# [SOLVED]Xorg nie działa z opcją "Low-latency desktop"

## Marcin90

Kiedy skompiluje kernel z opcją Low-latency desktop przestaje mi działać xorg. Mam jądro 2.6.32-gentoo-r7, nvidie i Xorga 1.7.6. Nie zmieniałem nic w systemie ani w konfiguracji jądra oprócz tej jednej opcji.

Log z XorgLast edited by Marcin90 on Wed Jun 30, 2010 8:13 pm; edited 1 time in total

----------

## c0oba

 *log wrote:*   

> (EE) NVIDIA: Failed to load the NVIDIA kernel module. Please check your
> 
> (EE) NVIDIA:     system's kernel log for additional error messages.

 Coś tam ciekawego jest?

----------

## SlashBeast

przebuduj sterownik nvidia gdyz jego modul juz nie pasuje do kernela z preemptem.

----------

## Marcin90

Dzięki teraz działa   :Very Happy: 

----------

## Marvell

witam,

mam podobny problem. kompilowałem nowe jajko 2.6.34, i pozmieniałem część konfiguracji (timer frequecy na 1000, preemption model zmieniłem z low-latency desktop na 'desktop'.

od tej pory nie mogę wystartować iksów.

Juz przy instalacji nvidia-drivers mam gdzies komunitat:

"kerel cofiguration is invalid, run make oldconfig && make prepare to fix the problem" czy cos w ten deseń. zrobiłem to, przekompilowałem od nowa i dalej to samo. Ponowna instalacja sterowników nic nie daje.

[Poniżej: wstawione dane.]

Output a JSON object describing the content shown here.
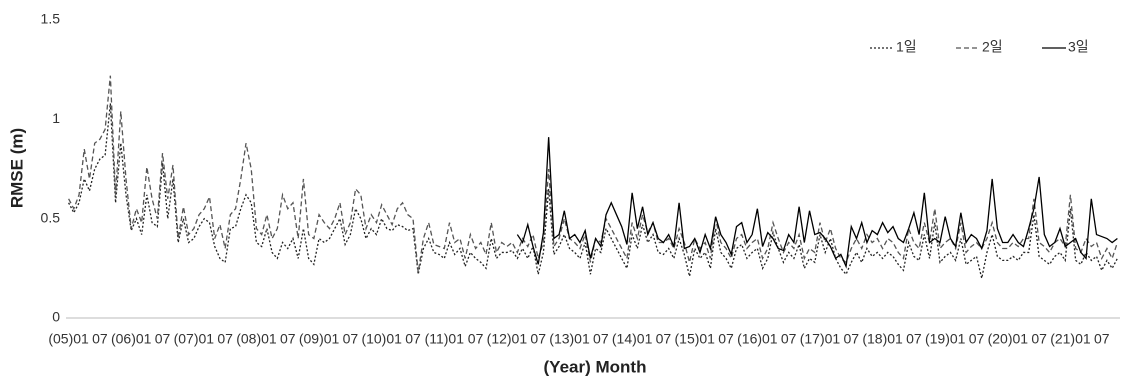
{
  "chart_data": {
    "type": "line",
    "y_label": "RMSE (m)",
    "x_label": "(Year) Month",
    "ylim": [
      0,
      1.5
    ],
    "yticks": [
      0,
      0.5,
      1,
      1.5
    ],
    "legend": "top-right",
    "categories": [
      "(05)01",
      null,
      null,
      null,
      null,
      null,
      "07",
      null,
      null,
      null,
      null,
      null,
      "(06)01",
      null,
      null,
      null,
      null,
      null,
      "07",
      null,
      null,
      null,
      null,
      null,
      "(07)01",
      null,
      null,
      null,
      null,
      null,
      "07",
      null,
      null,
      null,
      null,
      null,
      "(08)01",
      null,
      null,
      null,
      null,
      null,
      "07",
      null,
      null,
      null,
      null,
      null,
      "(09)01",
      null,
      null,
      null,
      null,
      null,
      "07",
      null,
      null,
      null,
      null,
      null,
      "(10)01",
      null,
      null,
      null,
      null,
      null,
      "07",
      null,
      null,
      null,
      null,
      null,
      "(11)01",
      null,
      null,
      null,
      null,
      null,
      "07",
      null,
      null,
      null,
      null,
      null,
      "(12)01",
      null,
      null,
      null,
      null,
      null,
      "07",
      null,
      null,
      null,
      null,
      null,
      "(13)01",
      null,
      null,
      null,
      null,
      null,
      "07",
      null,
      null,
      null,
      null,
      null,
      "(14)01",
      null,
      null,
      null,
      null,
      null,
      "07",
      null,
      null,
      null,
      null,
      null,
      "(15)01",
      null,
      null,
      null,
      null,
      null,
      "07",
      null,
      null,
      null,
      null,
      null,
      "(16)01",
      null,
      null,
      null,
      null,
      null,
      "07",
      null,
      null,
      null,
      null,
      null,
      "(17)01",
      null,
      null,
      null,
      null,
      null,
      "07",
      null,
      null,
      null,
      null,
      null,
      "(18)01",
      null,
      null,
      null,
      null,
      null,
      "07",
      null,
      null,
      null,
      null,
      null,
      "(19)01",
      null,
      null,
      null,
      null,
      null,
      "07",
      null,
      null,
      null,
      null,
      null,
      "(20)01",
      null,
      null,
      null,
      null,
      null,
      "07",
      null,
      null,
      null,
      null,
      null,
      "(21)01",
      null,
      null,
      null,
      null,
      null,
      "07",
      null,
      null,
      null
    ],
    "series": [
      {
        "name": "1일",
        "color": "#222222",
        "dash": "2,2",
        "values": [
          0.58,
          0.53,
          0.58,
          0.7,
          0.64,
          0.75,
          0.8,
          0.82,
          1.08,
          0.58,
          0.88,
          0.62,
          0.44,
          0.5,
          0.42,
          0.62,
          0.48,
          0.46,
          0.78,
          0.5,
          0.7,
          0.38,
          0.5,
          0.38,
          0.4,
          0.46,
          0.5,
          0.48,
          0.36,
          0.3,
          0.28,
          0.45,
          0.46,
          0.55,
          0.62,
          0.58,
          0.38,
          0.36,
          0.45,
          0.33,
          0.3,
          0.38,
          0.35,
          0.4,
          0.3,
          0.45,
          0.3,
          0.27,
          0.4,
          0.38,
          0.4,
          0.45,
          0.5,
          0.37,
          0.42,
          0.55,
          0.5,
          0.4,
          0.45,
          0.42,
          0.5,
          0.45,
          0.44,
          0.47,
          0.46,
          0.44,
          0.45,
          0.22,
          0.35,
          0.4,
          0.33,
          0.32,
          0.3,
          0.38,
          0.32,
          0.35,
          0.26,
          0.33,
          0.3,
          0.28,
          0.25,
          0.4,
          0.3,
          0.33,
          0.33,
          0.34,
          0.3,
          0.35,
          0.3,
          0.36,
          0.22,
          0.33,
          0.65,
          0.32,
          0.36,
          0.42,
          0.35,
          0.33,
          0.3,
          0.38,
          0.22,
          0.35,
          0.33,
          0.45,
          0.4,
          0.35,
          0.3,
          0.25,
          0.42,
          0.35,
          0.47,
          0.38,
          0.42,
          0.33,
          0.32,
          0.35,
          0.3,
          0.4,
          0.32,
          0.21,
          0.35,
          0.3,
          0.33,
          0.25,
          0.45,
          0.33,
          0.3,
          0.25,
          0.35,
          0.37,
          0.3,
          0.33,
          0.35,
          0.25,
          0.3,
          0.43,
          0.35,
          0.28,
          0.33,
          0.3,
          0.37,
          0.25,
          0.3,
          0.28,
          0.42,
          0.33,
          0.4,
          0.3,
          0.25,
          0.22,
          0.28,
          0.33,
          0.28,
          0.35,
          0.31,
          0.33,
          0.3,
          0.33,
          0.31,
          0.27,
          0.24,
          0.38,
          0.31,
          0.29,
          0.42,
          0.3,
          0.48,
          0.28,
          0.31,
          0.33,
          0.29,
          0.4,
          0.27,
          0.29,
          0.31,
          0.2,
          0.33,
          0.42,
          0.31,
          0.29,
          0.29,
          0.31,
          0.29,
          0.33,
          0.33,
          0.52,
          0.31,
          0.29,
          0.27,
          0.31,
          0.33,
          0.29,
          0.55,
          0.29,
          0.27,
          0.33,
          0.29,
          0.31,
          0.24,
          0.29,
          0.25,
          0.3
        ]
      },
      {
        "name": "2일",
        "color": "#555555",
        "dash": "5,3",
        "values": [
          0.6,
          0.55,
          0.62,
          0.85,
          0.7,
          0.88,
          0.9,
          0.95,
          1.22,
          0.62,
          1.04,
          0.7,
          0.45,
          0.55,
          0.48,
          0.76,
          0.6,
          0.5,
          0.83,
          0.6,
          0.77,
          0.4,
          0.56,
          0.42,
          0.45,
          0.52,
          0.55,
          0.61,
          0.4,
          0.47,
          0.35,
          0.52,
          0.55,
          0.7,
          0.88,
          0.75,
          0.45,
          0.42,
          0.52,
          0.4,
          0.45,
          0.62,
          0.55,
          0.58,
          0.4,
          0.7,
          0.42,
          0.4,
          0.52,
          0.48,
          0.45,
          0.5,
          0.58,
          0.42,
          0.48,
          0.65,
          0.62,
          0.45,
          0.52,
          0.48,
          0.57,
          0.52,
          0.47,
          0.55,
          0.58,
          0.52,
          0.5,
          0.23,
          0.4,
          0.48,
          0.37,
          0.36,
          0.35,
          0.48,
          0.38,
          0.4,
          0.3,
          0.42,
          0.35,
          0.38,
          0.32,
          0.48,
          0.33,
          0.38,
          0.36,
          0.38,
          0.33,
          0.4,
          0.36,
          0.42,
          0.3,
          0.38,
          0.75,
          0.36,
          0.4,
          0.5,
          0.4,
          0.38,
          0.35,
          0.42,
          0.28,
          0.4,
          0.38,
          0.5,
          0.45,
          0.4,
          0.35,
          0.3,
          0.48,
          0.4,
          0.52,
          0.43,
          0.48,
          0.38,
          0.38,
          0.4,
          0.35,
          0.45,
          0.38,
          0.28,
          0.4,
          0.35,
          0.38,
          0.3,
          0.5,
          0.38,
          0.35,
          0.3,
          0.4,
          0.42,
          0.35,
          0.38,
          0.4,
          0.3,
          0.35,
          0.48,
          0.4,
          0.33,
          0.38,
          0.35,
          0.42,
          0.3,
          0.35,
          0.33,
          0.48,
          0.38,
          0.45,
          0.35,
          0.3,
          0.28,
          0.35,
          0.4,
          0.35,
          0.42,
          0.38,
          0.4,
          0.35,
          0.4,
          0.38,
          0.33,
          0.3,
          0.45,
          0.38,
          0.35,
          0.48,
          0.38,
          0.55,
          0.35,
          0.38,
          0.4,
          0.35,
          0.48,
          0.33,
          0.36,
          0.38,
          0.35,
          0.4,
          0.48,
          0.38,
          0.35,
          0.35,
          0.38,
          0.36,
          0.4,
          0.4,
          0.6,
          0.38,
          0.36,
          0.33,
          0.38,
          0.4,
          0.36,
          0.62,
          0.35,
          0.33,
          0.4,
          0.36,
          0.38,
          0.3,
          0.35,
          0.3,
          0.38
        ]
      },
      {
        "name": "3일",
        "color": "#000000",
        "dash": "none",
        "values": [
          null,
          null,
          null,
          null,
          null,
          null,
          null,
          null,
          null,
          null,
          null,
          null,
          null,
          null,
          null,
          null,
          null,
          null,
          null,
          null,
          null,
          null,
          null,
          null,
          null,
          null,
          null,
          null,
          null,
          null,
          null,
          null,
          null,
          null,
          null,
          null,
          null,
          null,
          null,
          null,
          null,
          null,
          null,
          null,
          null,
          null,
          null,
          null,
          null,
          null,
          null,
          null,
          null,
          null,
          null,
          null,
          null,
          null,
          null,
          null,
          null,
          null,
          null,
          null,
          null,
          null,
          null,
          null,
          null,
          null,
          null,
          null,
          null,
          null,
          null,
          null,
          null,
          null,
          null,
          null,
          null,
          null,
          null,
          null,
          null,
          null,
          0.42,
          0.38,
          0.47,
          0.36,
          0.27,
          0.43,
          0.91,
          0.4,
          0.42,
          0.54,
          0.4,
          0.42,
          0.38,
          0.44,
          0.3,
          0.4,
          0.36,
          0.52,
          0.58,
          0.52,
          0.46,
          0.37,
          0.63,
          0.45,
          0.56,
          0.42,
          0.48,
          0.4,
          0.38,
          0.42,
          0.36,
          0.58,
          0.35,
          0.36,
          0.4,
          0.33,
          0.42,
          0.35,
          0.51,
          0.42,
          0.38,
          0.32,
          0.46,
          0.48,
          0.38,
          0.42,
          0.55,
          0.36,
          0.43,
          0.4,
          0.35,
          0.34,
          0.42,
          0.38,
          0.56,
          0.38,
          0.54,
          0.42,
          0.43,
          0.4,
          0.36,
          0.3,
          0.32,
          0.26,
          0.46,
          0.4,
          0.48,
          0.38,
          0.44,
          0.42,
          0.48,
          0.43,
          0.46,
          0.4,
          0.38,
          0.45,
          0.53,
          0.42,
          0.63,
          0.38,
          0.4,
          0.38,
          0.51,
          0.4,
          0.36,
          0.53,
          0.38,
          0.42,
          0.4,
          0.35,
          0.44,
          0.7,
          0.45,
          0.38,
          0.38,
          0.42,
          0.38,
          0.36,
          0.45,
          0.55,
          0.71,
          0.42,
          0.36,
          0.38,
          0.45,
          0.36,
          0.38,
          0.4,
          0.33,
          0.3,
          0.6,
          0.42,
          0.41,
          0.4,
          0.38,
          0.4
        ]
      }
    ]
  }
}
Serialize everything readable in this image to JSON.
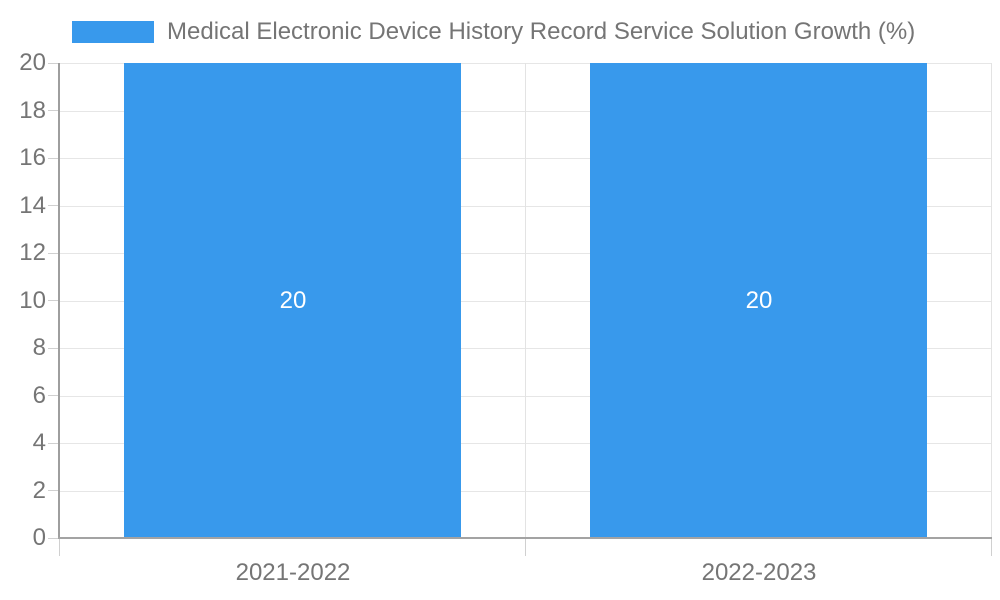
{
  "legend": {
    "label": "Medical Electronic Device History Record Service Solution Growth (%)"
  },
  "chart_data": {
    "type": "bar",
    "title": "Medical Electronic Device History Record Service Solution Growth (%)",
    "categories": [
      "2021-2022",
      "2022-2023"
    ],
    "values": [
      20,
      20
    ],
    "bar_labels": [
      "20",
      "20"
    ],
    "xlabel": "",
    "ylabel": "",
    "ylim": [
      0,
      20
    ],
    "ytick_step": 2,
    "yticks": [
      0,
      2,
      4,
      6,
      8,
      10,
      12,
      14,
      16,
      18,
      20
    ],
    "grid": true,
    "legend_position": "top-left",
    "series_name": "Medical Electronic Device History Record Service Solution Growth (%)"
  },
  "colors": {
    "bar": "#3899ec",
    "bar_label_text": "#ffffff",
    "axis_text": "#757575",
    "gridline": "#e6e6e6",
    "axis_line": "#9e9e9e",
    "background": "#ffffff"
  }
}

Przy próbbie odpalenia iksów mam te same błędy co kolega, ale to chyba teraz nie ma aż takiego znaczenia, bo skoro istalacja sterów nie kończy się całkowitym powodzeniem to nie ma prawa działac:).

Jakieś pomysły?

----------

## SlashBeast

masz zly symlink /usr/src/linux lub niekompletne/niezbudowane zrodla.

----------